This model predicts the fare of flight on the basis of old records . In the process of completing this project - data cleaning, data processing , balancing the data and converting the categorical data into numerical data.
In this case, I will be analyzing the flight fare prediction using Machine Learning dataset using essential exploratory data analysis techniques then will draw some predictions about the price of the flight based on some features such as what type of airline it is, what is the arrival time, what is the departure time, what is the duration of the flight, source, destination and more.
- Airline : So this column will have all the types of airlines like Indigo, Jet Airways, Air India, and many more.

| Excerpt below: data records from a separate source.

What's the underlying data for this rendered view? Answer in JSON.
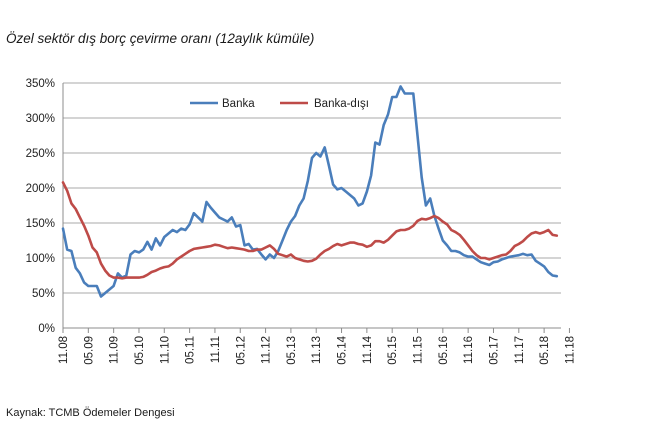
{
  "title": "Özel sektör dış borç çevirme oranı (12aylık kümüle)",
  "source": "Kaynak: TCMB Ödemeler Dengesi",
  "chart_data": {
    "type": "line",
    "title": "Özel sektör dış borç çevirme oranı (12aylık kümüle)",
    "ylim": [
      0,
      350
    ],
    "yticks": [
      0,
      50,
      100,
      150,
      200,
      250,
      300,
      350
    ],
    "ytick_labels": [
      "0%",
      "50%",
      "100%",
      "150%",
      "200%",
      "250%",
      "300%",
      "350%"
    ],
    "xtick_labels": [
      "11.08",
      "05.09",
      "11.09",
      "05.10",
      "11.10",
      "05.11",
      "11.11",
      "05.12",
      "11.12",
      "05.13",
      "11.13",
      "05.14",
      "11.14",
      "05.15",
      "11.15",
      "05.16",
      "11.16",
      "05.17",
      "11.17",
      "05.18",
      "11.18"
    ],
    "grid": "horizontal",
    "legend": "top",
    "colors": {
      "Banka": "#4a7ebb",
      "Banka-dışı": "#be4b48"
    },
    "series": [
      {
        "name": "Banka",
        "points": [
          [
            0,
            142
          ],
          [
            1,
            112
          ],
          [
            2,
            110
          ],
          [
            3,
            86
          ],
          [
            4,
            78
          ],
          [
            5,
            65
          ],
          [
            6,
            60
          ],
          [
            7,
            60
          ],
          [
            8,
            60
          ],
          [
            9,
            45
          ],
          [
            10,
            50
          ],
          [
            11,
            55
          ],
          [
            12,
            60
          ],
          [
            13,
            78
          ],
          [
            14,
            72
          ],
          [
            15,
            75
          ],
          [
            16,
            105
          ],
          [
            17,
            110
          ],
          [
            18,
            108
          ],
          [
            19,
            112
          ],
          [
            20,
            123
          ],
          [
            21,
            112
          ],
          [
            22,
            128
          ],
          [
            23,
            118
          ],
          [
            24,
            130
          ],
          [
            25,
            135
          ],
          [
            26,
            140
          ],
          [
            27,
            137
          ],
          [
            28,
            142
          ],
          [
            29,
            140
          ],
          [
            30,
            148
          ],
          [
            31,
            164
          ],
          [
            32,
            158
          ],
          [
            33,
            152
          ],
          [
            34,
            180
          ],
          [
            35,
            172
          ],
          [
            36,
            165
          ],
          [
            37,
            158
          ],
          [
            38,
            155
          ],
          [
            39,
            152
          ],
          [
            40,
            158
          ],
          [
            41,
            145
          ],
          [
            42,
            147
          ],
          [
            43,
            118
          ],
          [
            44,
            120
          ],
          [
            45,
            112
          ],
          [
            46,
            113
          ],
          [
            47,
            105
          ],
          [
            48,
            98
          ],
          [
            49,
            105
          ],
          [
            50,
            100
          ],
          [
            51,
            110
          ],
          [
            52,
            125
          ],
          [
            53,
            140
          ],
          [
            54,
            152
          ],
          [
            55,
            160
          ],
          [
            56,
            175
          ],
          [
            57,
            185
          ],
          [
            58,
            210
          ],
          [
            59,
            243
          ],
          [
            60,
            250
          ],
          [
            61,
            245
          ],
          [
            62,
            258
          ],
          [
            63,
            232
          ],
          [
            64,
            205
          ],
          [
            65,
            198
          ],
          [
            66,
            200
          ],
          [
            67,
            195
          ],
          [
            68,
            190
          ],
          [
            69,
            185
          ],
          [
            70,
            175
          ],
          [
            71,
            178
          ],
          [
            72,
            195
          ],
          [
            73,
            218
          ],
          [
            74,
            265
          ],
          [
            75,
            262
          ],
          [
            76,
            290
          ],
          [
            77,
            305
          ],
          [
            78,
            330
          ],
          [
            79,
            330
          ],
          [
            80,
            345
          ],
          [
            81,
            335
          ],
          [
            82,
            335
          ],
          [
            83,
            335
          ],
          [
            84,
            275
          ],
          [
            85,
            215
          ],
          [
            86,
            175
          ],
          [
            87,
            185
          ],
          [
            88,
            160
          ],
          [
            89,
            142
          ],
          [
            90,
            125
          ],
          [
            91,
            118
          ],
          [
            92,
            110
          ],
          [
            93,
            110
          ],
          [
            94,
            108
          ],
          [
            95,
            104
          ],
          [
            96,
            102
          ],
          [
            97,
            102
          ],
          [
            98,
            98
          ],
          [
            99,
            94
          ],
          [
            100,
            92
          ],
          [
            101,
            90
          ],
          [
            102,
            94
          ],
          [
            103,
            95
          ],
          [
            104,
            98
          ],
          [
            105,
            100
          ],
          [
            106,
            102
          ],
          [
            107,
            103
          ],
          [
            108,
            104
          ],
          [
            109,
            106
          ],
          [
            110,
            104
          ],
          [
            111,
            105
          ],
          [
            112,
            96
          ],
          [
            113,
            92
          ],
          [
            114,
            88
          ],
          [
            115,
            80
          ],
          [
            116,
            75
          ],
          [
            117,
            74
          ]
        ]
      },
      {
        "name": "Banka-dışı",
        "points": [
          [
            0,
            208
          ],
          [
            1,
            196
          ],
          [
            2,
            178
          ],
          [
            3,
            170
          ],
          [
            4,
            158
          ],
          [
            5,
            146
          ],
          [
            6,
            132
          ],
          [
            7,
            115
          ],
          [
            8,
            108
          ],
          [
            9,
            92
          ],
          [
            10,
            82
          ],
          [
            11,
            75
          ],
          [
            12,
            72
          ],
          [
            13,
            72
          ],
          [
            14,
            71
          ],
          [
            15,
            72
          ],
          [
            16,
            72
          ],
          [
            17,
            72
          ],
          [
            18,
            72
          ],
          [
            19,
            73
          ],
          [
            20,
            76
          ],
          [
            21,
            80
          ],
          [
            22,
            82
          ],
          [
            23,
            85
          ],
          [
            24,
            87
          ],
          [
            25,
            88
          ],
          [
            26,
            92
          ],
          [
            27,
            98
          ],
          [
            28,
            102
          ],
          [
            29,
            106
          ],
          [
            30,
            110
          ],
          [
            31,
            113
          ],
          [
            32,
            114
          ],
          [
            33,
            115
          ],
          [
            34,
            116
          ],
          [
            35,
            117
          ],
          [
            36,
            119
          ],
          [
            37,
            118
          ],
          [
            38,
            116
          ],
          [
            39,
            114
          ],
          [
            40,
            115
          ],
          [
            41,
            114
          ],
          [
            42,
            113
          ],
          [
            43,
            112
          ],
          [
            44,
            110
          ],
          [
            45,
            110
          ],
          [
            46,
            112
          ],
          [
            47,
            112
          ],
          [
            48,
            115
          ],
          [
            49,
            118
          ],
          [
            50,
            113
          ],
          [
            51,
            106
          ],
          [
            52,
            104
          ],
          [
            53,
            102
          ],
          [
            54,
            105
          ],
          [
            55,
            100
          ],
          [
            56,
            98
          ],
          [
            57,
            96
          ],
          [
            58,
            95
          ],
          [
            59,
            96
          ],
          [
            60,
            99
          ],
          [
            61,
            105
          ],
          [
            62,
            110
          ],
          [
            63,
            113
          ],
          [
            64,
            117
          ],
          [
            65,
            120
          ],
          [
            66,
            118
          ],
          [
            67,
            120
          ],
          [
            68,
            122
          ],
          [
            69,
            122
          ],
          [
            70,
            120
          ],
          [
            71,
            119
          ],
          [
            72,
            116
          ],
          [
            73,
            118
          ],
          [
            74,
            124
          ],
          [
            75,
            124
          ],
          [
            76,
            122
          ],
          [
            77,
            126
          ],
          [
            78,
            132
          ],
          [
            79,
            138
          ],
          [
            80,
            140
          ],
          [
            81,
            140
          ],
          [
            82,
            142
          ],
          [
            83,
            146
          ],
          [
            84,
            153
          ],
          [
            85,
            156
          ],
          [
            86,
            155
          ],
          [
            87,
            157
          ],
          [
            88,
            160
          ],
          [
            89,
            157
          ],
          [
            90,
            152
          ],
          [
            91,
            148
          ],
          [
            92,
            140
          ],
          [
            93,
            137
          ],
          [
            94,
            133
          ],
          [
            95,
            126
          ],
          [
            96,
            118
          ],
          [
            97,
            110
          ],
          [
            98,
            104
          ],
          [
            99,
            100
          ],
          [
            100,
            100
          ],
          [
            101,
            98
          ],
          [
            102,
            100
          ],
          [
            103,
            102
          ],
          [
            104,
            104
          ],
          [
            105,
            105
          ],
          [
            106,
            110
          ],
          [
            107,
            117
          ],
          [
            108,
            120
          ],
          [
            109,
            124
          ],
          [
            110,
            130
          ],
          [
            111,
            135
          ],
          [
            112,
            137
          ],
          [
            113,
            135
          ],
          [
            114,
            137
          ],
          [
            115,
            140
          ],
          [
            116,
            133
          ],
          [
            117,
            132
          ]
        ]
      }
    ]
  }
}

- Date_of_Journey: This column will let us know about the date on which the passenger’s journey will start.
- Source: This column holds the name of the place from where the passenger’s journey will start.
- Destination: This column holds the name of the place to where passengers wanted to travel.
- Route: Here we can know about that what is the route through which passengers have opted to travel from his/her source to their destination.
- Arrival_Time: Arrival time is when the passenger will reach his/her destination.
- Duration: Duration is the whole period that a flight will take to complete its journey from source to destination.
- Total_Stops: This will let us know in how many places flights will stop there for the flight in the whole journey.
- Additional_Info: In this column, we will get information about food, kind of food, and other amenities.
- Price: Price of the flight for a complete journey including all the expenses before onboarding.
jupyter notebook, python libraries: Numpy, Pandas, onehot encoding. label encoder , Matplotlib, NLP,machine learning.
- EDA: Learn the complete process of EDA
- Data analysis: Learn to withdraw some insights from the dataset both mathematically and visualize it.
- Data visualization: Visualising the data to get better insight from it.
- Feature engineering: We will also see what kind of stuff we can do in the feature engineering part.
import numpy as np
import pandas as pd
import matplotlib.pyplot as plt
import seaborn as sns
from sklearn.preprocessing import StandardScaler
from sklearn.model_selection import train_test_split
from sklearn.metrics import mean_squared_error as mse
from sklearn.metrics import r2_score
from math import sqrt
from sklearn.linear_model import Ridge
from sklearn.linear_model import Lasso
from sklearn.tree import DecisionTreeRegressor
from sklearn.ensemble import RandomForestRegressor
from sklearn.preprocessing import LabelEncoder
from sklearn.model_selection import KFold
from sklearn.model_selection import train_test_split
from sklearn.model_selection import GridSearchCV
from sklearn.model_selection import RandomizedSearchCV
I have done a complete EDA process, getting data insights, feature engineering, and data visualization as well so after all these steps I can go for the prediction using machine learning model-making steps, here I have used RandomizedSearchCV for prediction.